Morell produces some of his most interesting timbral blends in the slow second movement where, although he lacks an English horn or oboe, he does have a flute (played by Brian Bibb) to add to the mix. And here Rogers’ soft playing fits in the best because the music stays at a generally soft level. I also liked the way Morell created little melodic figures that, in most cases, would pass for riffs or licks, but here are knitted into the continuing fabric of the music, which gives them much more of a functional use. The melody played by the solo guitar at the five-minute mark is also exceptionally lovely as well as original. After an upward-rising figure played by the soloist at the seven-minute mark, the music pauses, followed by a slower theme played by the ensemble which leads, paradoxically, into a quicker passage played by the soloist with the orchestra, following which is a nice tenor sax solo leading back to the guitar. The two instruments then engage in what is probably an improvised dialogue, and wonder of wonders, they listen to each other and thus complement each others’ phrases rather than each going off on his own tangent.
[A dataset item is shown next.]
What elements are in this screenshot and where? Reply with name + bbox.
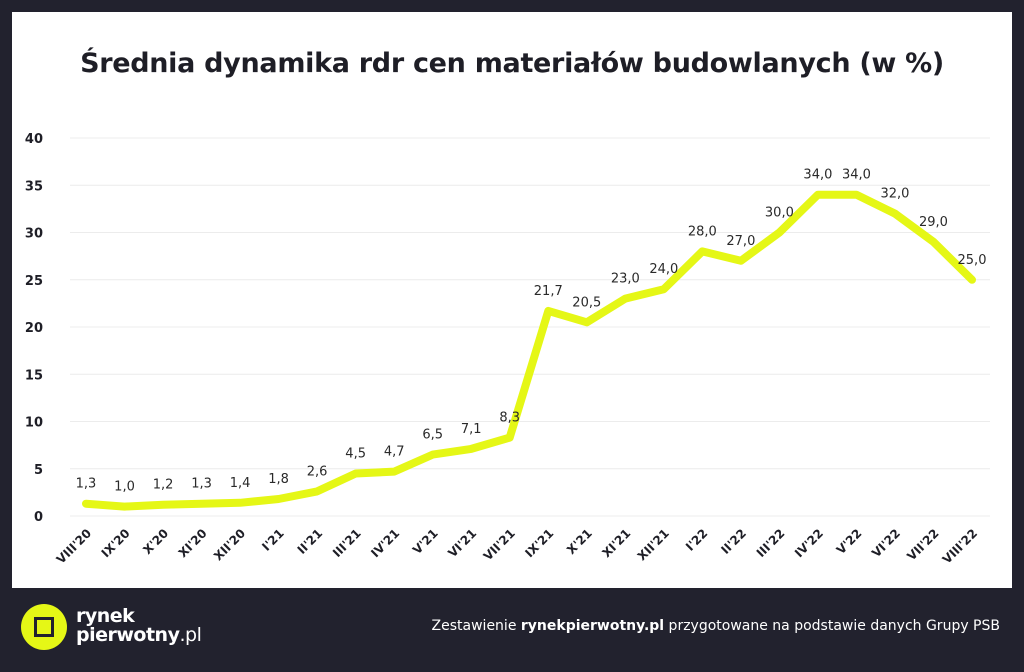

Biting trumpet figures interject the music, followed by a well-scored brass passage that acts as a summation to all that has gone before.

In the third movement, “Terraforming,” Morell has the guitar play rapid eighth-note figures while the brass bite and nip around the edges before moving into a complex melodic figure based on the guitar’s opening statement. He then has the guitar play further rapid figures as the brass interjects more harmonically complex interjections before things become more complex, mixing and matching different elements from these little cells.

Overall, then, a very neat work in both the formal and colloquial sense of the word. Recommended!